• U.S.

Heartbreak In Cyberspace

5 minute read
Sophfronia Scott Gregory

Have a seat. Switch on the computer. Dial into a network. Type in a password. And welcome to the world of the WELL — the Whole Earth ‘Lectronic Link. Romance may be just a few keystrokes or the click of a mouse away. The California-based electronic bulletin board is one of the many new cybersocieties where men and women can meet and message each other in a network less smoky than a singles bar, less nerve-racking than a blind date. There are no worries about appearances. No flesh. No sweat. Utopia? No way. Romance gone awry has gummed up even this most sophisticated of social circuits.

Meet Lisa, Nancy and Beth (not their real names). In January, Lisa, 42, made contact with a man by way of the electronic bulletin board. Entranced with his terminal manner, Lisa allowed their e-mail relationship to progress to “voice-level” — that is, they called each other and soon were satisfying < their mutual lust in steamy phone sex that sometimes lasted up to four hours. The bills were huge. He lived on the East Coast, she on the West. Lisa thought she was in love, and she believed he felt the same way.

Nancy, 31, met her man electronically in May and began a near daily phone relationship that she found so satisfying it drove her to distraction. He made her believe she was the only one he was so intimate with, and he soon had her complete trust.

Beth, 38, also logged on to an intimate relationship with a WELL man. They communicated regularly, and he made her feel unique and special. Describing herself as “no naive young thing,” Beth nevertheless says, “when someone tells you what you need to hear, you begin to wonder if some kind of magic has happened.”

Lisa was so enthralled with her bulletin-board lover that she decided to move on to what WELL users call an F2F — a face-to-face. She agreed to split the cost of a plane ticket to fly her telephonic paramour to the West Coast. “We had a great weekend,” she says, “including fabulous sex.” But afterwards her lover turned cold, and the e-mail correspondence dissolved. A heartbroken Lisa grieved on a section of the network called WOW (Women on the WELL) — where no men are allowed. And that is how she met Beth and Nancy and discovered that they had all been involved with the same man. Let’s call him Mr. X.

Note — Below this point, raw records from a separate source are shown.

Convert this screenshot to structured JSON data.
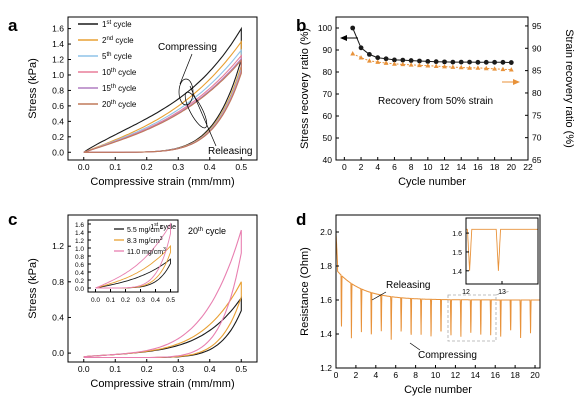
{
  "chart_data": [
    {
      "panel": "a",
      "type": "line",
      "xlabel": "Compressive strain (mm/mm)",
      "ylabel": "Stress (kPa)",
      "xlim": [
        -0.05,
        0.55
      ],
      "ylim": [
        -0.1,
        1.75
      ],
      "xticks": [
        0.0,
        0.1,
        0.2,
        0.3,
        0.4,
        0.5
      ],
      "yticks": [
        0.0,
        0.2,
        0.4,
        0.6,
        0.8,
        1.0,
        1.2,
        1.4,
        1.6
      ],
      "legend_position": "top-left",
      "series": [
        {
          "name": "1st cycle",
          "cycle": 1,
          "label_base": "1",
          "label_sup": "st",
          "label_rest": " cycle",
          "color": "#1a1a1a",
          "load_max": 1.6,
          "unload_max": 1.2
        },
        {
          "name": "2nd cycle",
          "cycle": 2,
          "label_base": "2",
          "label_sup": "nd",
          "label_rest": " cycle",
          "color": "#e8a033",
          "load_max": 1.43,
          "unload_max": 1.12
        },
        {
          "name": "5th cycle",
          "cycle": 5,
          "label_base": "5",
          "label_sup": "th",
          "label_rest": " cycle",
          "color": "#8fc3e8",
          "load_max": 1.32,
          "unload_max": 1.08
        },
        {
          "name": "10th cycle",
          "cycle": 10,
          "label_base": "10",
          "label_sup": "th",
          "label_rest": " cycle",
          "color": "#e87f9a",
          "load_max": 1.25,
          "unload_max": 1.05
        },
        {
          "name": "15th cycle",
          "cycle": 15,
          "label_base": "15",
          "label_sup": "th",
          "label_rest": " cycle",
          "color": "#b07ec2",
          "load_max": 1.21,
          "unload_max": 1.03
        },
        {
          "name": "20th cycle",
          "cycle": 20,
          "label_base": "20",
          "label_sup": "th",
          "label_rest": " cycle",
          "color": "#c07a5a",
          "load_max": 1.19,
          "unload_max": 1.02
        }
      ],
      "annotations": [
        "Compressing",
        "Releasing"
      ]
    },
    {
      "panel": "b",
      "type": "line",
      "xlabel": "Cycle number",
      "ylabel": "Stress recovery ratio (%)",
      "ylabel_right": "Strain recovery ratio (%)",
      "xlim": [
        -1,
        22
      ],
      "ylim": [
        40,
        105
      ],
      "ylim_right": [
        65,
        97
      ],
      "xticks": [
        0,
        2,
        4,
        6,
        8,
        10,
        12,
        14,
        16,
        18,
        20,
        22
      ],
      "yticks": [
        40,
        50,
        60,
        70,
        80,
        90,
        100
      ],
      "yticks_right": [
        65,
        70,
        75,
        80,
        85,
        90,
        95
      ],
      "x": [
        1,
        2,
        3,
        4,
        5,
        6,
        7,
        8,
        9,
        10,
        11,
        12,
        13,
        14,
        15,
        16,
        17,
        18,
        19,
        20
      ],
      "series": [
        {
          "name": "Stress recovery ratio",
          "axis": "left",
          "color": "#1a1a1a",
          "marker": "circle",
          "values": [
            100,
            91,
            88,
            86.5,
            86,
            85.5,
            85.4,
            85.2,
            85,
            84.8,
            84.7,
            84.6,
            84.5,
            84.5,
            84.5,
            84.4,
            84.4,
            84.4,
            84.4,
            84.3
          ]
        },
        {
          "name": "Strain recovery ratio",
          "axis": "right",
          "color": "#e8923a",
          "marker": "triangle",
          "values": [
            88.8,
            87.9,
            87.2,
            86.9,
            86.7,
            86.5,
            86.4,
            86.3,
            86.2,
            86.1,
            86.0,
            85.9,
            85.8,
            85.7,
            85.6,
            85.6,
            85.5,
            85.4,
            85.3,
            85.2
          ]
        }
      ],
      "annotations": [
        "Recovery from 50% strain"
      ]
    },
    {
      "panel": "c",
      "type": "line",
      "xlabel": "Compressive strain (mm/mm)",
      "ylabel": "Stress (kPa)",
      "xlim": [
        -0.05,
        0.55
      ],
      "ylim": [
        -0.1,
        1.55
      ],
      "xticks": [
        0.0,
        0.1,
        0.2,
        0.3,
        0.4,
        0.5
      ],
      "yticks": [
        0.0,
        0.4,
        0.8,
        1.2
      ],
      "annotation_main": "20th cycle",
      "series": [
        {
          "name": "5.5 mg/cm3",
          "color": "#1a1a1a",
          "load_max": 0.62
        },
        {
          "name": "8.3 mg/cm3",
          "color": "#e8a033",
          "load_max": 0.8
        },
        {
          "name": "11.0 mg/cm3",
          "color": "#e87fb0",
          "load_max": 1.38
        }
      ],
      "inset": {
        "xlim": [
          -0.05,
          0.55
        ],
        "ylim": [
          -0.1,
          1.7
        ],
        "xticks": [
          0.0,
          0.1,
          0.2,
          0.3,
          0.4,
          0.5
        ],
        "yticks": [
          0.0,
          0.2,
          0.4,
          0.6,
          0.8,
          1.0,
          1.2,
          1.4,
          1.6
        ],
        "annotation": "1st cycle",
        "series_max": [
          0.72,
          1.05,
          1.6
        ]
      }
    },
    {
      "panel": "d",
      "type": "line",
      "xlabel": "Cycle number",
      "ylabel": "Resistance (Ohm)",
      "xlim": [
        0,
        20.5
      ],
      "ylim": [
        1.2,
        2.1
      ],
      "xticks": [
        0,
        2,
        4,
        6,
        8,
        10,
        12,
        14,
        16,
        18,
        20
      ],
      "yticks": [
        1.2,
        1.4,
        1.6,
        1.8,
        2.0
      ],
      "color": "#e8923a",
      "baseline": {
        "start": 1.78,
        "settle": 1.6
      },
      "trough_min": 1.38,
      "annotations": [
        "Releasing",
        "Compressing"
      ],
      "inset": {
        "xlim": [
          12,
          14
        ],
        "ylim": [
          1.33,
          1.68
        ],
        "xticks": [
          12,
          13
        ],
        "yticks": [
          1.4,
          1.5,
          1.6
        ],
        "baseline": 1.62,
        "troughs": [
          12.1,
          12.9
        ],
        "trough_min": 1.4
      }
    }
  ],
  "panel_labels": [
    "a",
    "b",
    "c",
    "d"
  ]
}
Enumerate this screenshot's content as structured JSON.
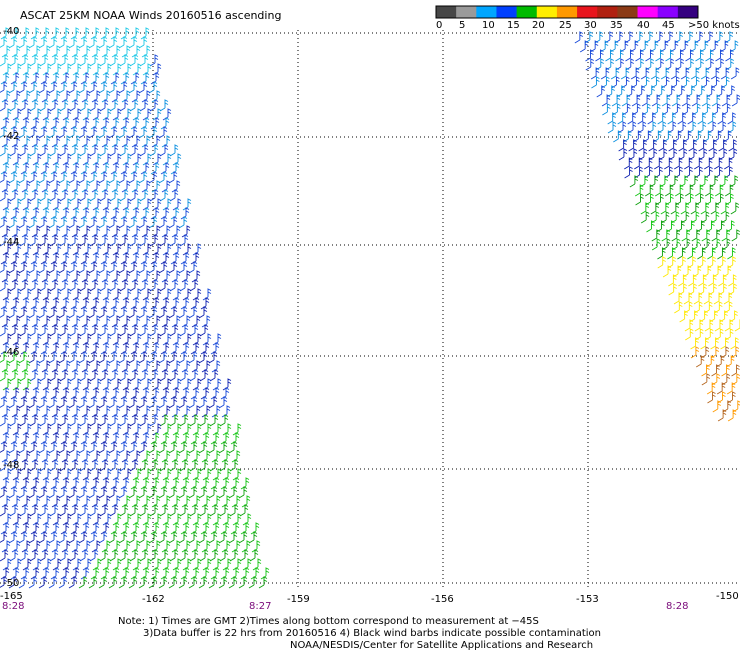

The incensed women decided to go public on the general WELL — if only to keep others from falling into Mr. X’s trap. What ensued became “Topic 1290: Do You Know This Cyber-Scam-Artist?,” publicly exposing Mr. X to the WELL’s 8,000 members (among them, a high concentration of writers, journalists, musicians and Grateful Deadheads) and sparking a network-wide debate on the spoken and unspoken rules of electronic etiquette. Supporters of Lisa, Beth and Nancy sent their messages flying. “E-mail is the last refuge of a scoundrel,” said one. But there were plenty of opponents of the “outing” of Mr. X. “I haven’t seen anything posted here that suggests he did anything evil,” said a veteran WELL user. “The ugliness here smacks of a lynch mob out for good old-fashioned vengeance.”

Mr. X has come to his own defense. Though he admits he conducted cyberrelationships with more than one woman at a time, he insists he is the victim in this matter. “I feel my privacy was radically violated,” he says of the women’s electronic onslaught. “I didn’t make any relationship promises I didn’t keep.” In the bulletin-board free-for-all, he wrote, “I believe that I was supportive, caring and tender with these women. I gave as good as I got.” He adds, “I was experimenting in a new area for me. I didn’t think that the same concerns about fidelity I apply reflexively in physical relationships applied here in cyberspace. I was wrong.”

“This is a communal regime but the rules haven’t been made,” says Howard Rheingold, a WELL member since 1985. “We have people with different degrees of sophistication participating.” Until the affairs of Mr. X came to light, users could more easily overlook the potential for the abuse of the network. The illusion of safety promoted intense on-line intimacy — all behind the safety of a computer screen. Says Preston Stern, an ally of Mr. X, “The incident exposed in a very immediate way how the medium facilitates deception — emotional manipulation because of the absence of physical cues. It’s easy to keep secrets when you’re on-line.”

And so cyberspace cannot exist in a vacuum. Now, many of its denizens are mourning a paradise lost. Says one user: “The bottom line is that we can’t always trust each other and can’t always know who is worthy of our trust.” Why venture into an F2F when the party on the other side may think it’s just a game or an experiment? “I feel like an absolute fool,” says Lisa. “People look at a computer and fail to realize that behind those words is a real person with feelings.” Welcome back to the real world.